Another scene that causes debates among its viewers is the monologue provided by a party goer, credited as the Prognosticator (Will Oldham) in the house next door. C observes as the Prognosticator talks endlessly about classical music and the Big Crunch which is a theory that claims that the universe is constantly expanding and eventually it will snap like a rubber band and collapse in on itself into a speck as if nothing existed at all. C’s frustration and anger throughout the scene causes him to make the lights flicker as he searches for meaning beyond the life he lived. The speech itself is a bit longwinded, lasting five and a half minutes. Its uneasiness and pretentious nature makes it seem longer because there is no one debating with him. It very much feels as if the Prognosticator is talking out to the audience or even the universe. It is important to note that the film has minimal dialogue so this speech is the true verbal standout the audience is provided with and I think it’s a skillful tip of the scale by Lowery who wants to create that feeling of uncertainty.

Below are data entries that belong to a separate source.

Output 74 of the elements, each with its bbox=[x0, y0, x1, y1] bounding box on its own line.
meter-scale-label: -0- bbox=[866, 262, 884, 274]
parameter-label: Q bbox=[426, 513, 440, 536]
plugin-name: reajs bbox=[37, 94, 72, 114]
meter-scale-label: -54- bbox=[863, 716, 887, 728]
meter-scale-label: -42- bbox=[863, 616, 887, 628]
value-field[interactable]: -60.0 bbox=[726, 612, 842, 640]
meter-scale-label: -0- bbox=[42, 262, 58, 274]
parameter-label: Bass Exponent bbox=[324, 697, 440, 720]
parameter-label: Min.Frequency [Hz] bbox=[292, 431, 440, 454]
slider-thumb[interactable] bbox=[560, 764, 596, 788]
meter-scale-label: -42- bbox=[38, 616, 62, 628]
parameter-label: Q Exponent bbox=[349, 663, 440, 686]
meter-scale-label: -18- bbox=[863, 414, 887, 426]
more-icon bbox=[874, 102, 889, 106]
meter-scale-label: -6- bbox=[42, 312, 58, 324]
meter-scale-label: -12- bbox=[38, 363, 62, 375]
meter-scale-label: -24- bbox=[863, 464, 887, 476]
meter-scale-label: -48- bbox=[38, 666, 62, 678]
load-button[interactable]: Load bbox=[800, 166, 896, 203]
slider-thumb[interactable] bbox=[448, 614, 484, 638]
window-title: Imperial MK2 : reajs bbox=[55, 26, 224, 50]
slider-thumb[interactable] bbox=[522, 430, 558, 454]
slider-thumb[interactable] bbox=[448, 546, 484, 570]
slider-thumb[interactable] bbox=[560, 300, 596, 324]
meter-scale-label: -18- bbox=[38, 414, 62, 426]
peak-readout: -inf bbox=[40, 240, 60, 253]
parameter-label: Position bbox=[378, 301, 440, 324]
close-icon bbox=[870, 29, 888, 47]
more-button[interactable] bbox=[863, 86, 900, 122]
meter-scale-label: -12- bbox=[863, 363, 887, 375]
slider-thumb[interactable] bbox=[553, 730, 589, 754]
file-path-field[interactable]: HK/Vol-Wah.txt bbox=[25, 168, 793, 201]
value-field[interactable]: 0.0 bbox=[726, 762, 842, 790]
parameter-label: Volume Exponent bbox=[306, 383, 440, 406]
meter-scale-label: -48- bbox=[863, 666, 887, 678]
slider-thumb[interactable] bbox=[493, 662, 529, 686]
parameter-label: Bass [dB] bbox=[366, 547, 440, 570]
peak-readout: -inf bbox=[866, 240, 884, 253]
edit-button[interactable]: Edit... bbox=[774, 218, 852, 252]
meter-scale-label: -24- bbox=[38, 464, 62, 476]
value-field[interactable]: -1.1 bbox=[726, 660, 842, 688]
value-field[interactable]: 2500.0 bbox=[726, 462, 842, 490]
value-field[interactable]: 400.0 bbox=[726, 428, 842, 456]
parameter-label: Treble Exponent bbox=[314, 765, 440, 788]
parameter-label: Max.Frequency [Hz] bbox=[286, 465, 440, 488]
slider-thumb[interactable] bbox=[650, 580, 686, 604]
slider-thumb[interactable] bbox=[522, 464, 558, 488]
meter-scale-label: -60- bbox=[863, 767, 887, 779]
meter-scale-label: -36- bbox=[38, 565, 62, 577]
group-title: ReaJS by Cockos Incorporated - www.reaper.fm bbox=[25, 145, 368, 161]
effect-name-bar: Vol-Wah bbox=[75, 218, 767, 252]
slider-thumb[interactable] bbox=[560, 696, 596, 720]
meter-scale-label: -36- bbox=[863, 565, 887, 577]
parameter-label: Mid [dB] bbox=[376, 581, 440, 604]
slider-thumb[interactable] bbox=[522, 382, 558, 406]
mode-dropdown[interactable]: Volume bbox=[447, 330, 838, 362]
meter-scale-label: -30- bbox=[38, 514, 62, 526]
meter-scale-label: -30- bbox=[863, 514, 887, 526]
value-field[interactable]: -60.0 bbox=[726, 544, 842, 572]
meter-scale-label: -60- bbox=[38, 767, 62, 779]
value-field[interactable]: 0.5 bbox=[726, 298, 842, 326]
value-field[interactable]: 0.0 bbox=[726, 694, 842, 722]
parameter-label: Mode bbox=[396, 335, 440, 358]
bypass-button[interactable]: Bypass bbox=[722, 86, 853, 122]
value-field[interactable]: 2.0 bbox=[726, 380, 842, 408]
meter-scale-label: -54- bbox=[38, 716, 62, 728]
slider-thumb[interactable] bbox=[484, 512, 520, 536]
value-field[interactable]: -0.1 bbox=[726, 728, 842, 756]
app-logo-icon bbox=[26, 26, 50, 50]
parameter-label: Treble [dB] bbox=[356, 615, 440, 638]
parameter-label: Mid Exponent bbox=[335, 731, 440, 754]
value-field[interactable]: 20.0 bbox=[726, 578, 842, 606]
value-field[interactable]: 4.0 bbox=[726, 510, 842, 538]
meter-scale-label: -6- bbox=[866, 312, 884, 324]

The structure of the film is unconventional following a repeat of the time that C and M lived in the house while C observes under his sheet and follows the next family to move in and the subsequent destruction of the home. It feels as though C and M’s memories together are trapped in that endless loop as the universe expands. Just as the Prognosticator claims the works of Beethoven will forever live in human memory, so will the time C and M spent in their house. When C finally reads a note M left and disappears it is sad but also brings closure to that loop and gives him a chance to leave the house just as M did before.
A Ghost Story is not your typical film exploring loss and grief but its impact and power comes from Lowery’s raw approach. Despite its seemingly effortless aesthetic, the films screenplay and character observation pushes through a complexity that transcends its simple storyline. It’s a film that will stay with you long after you watch it.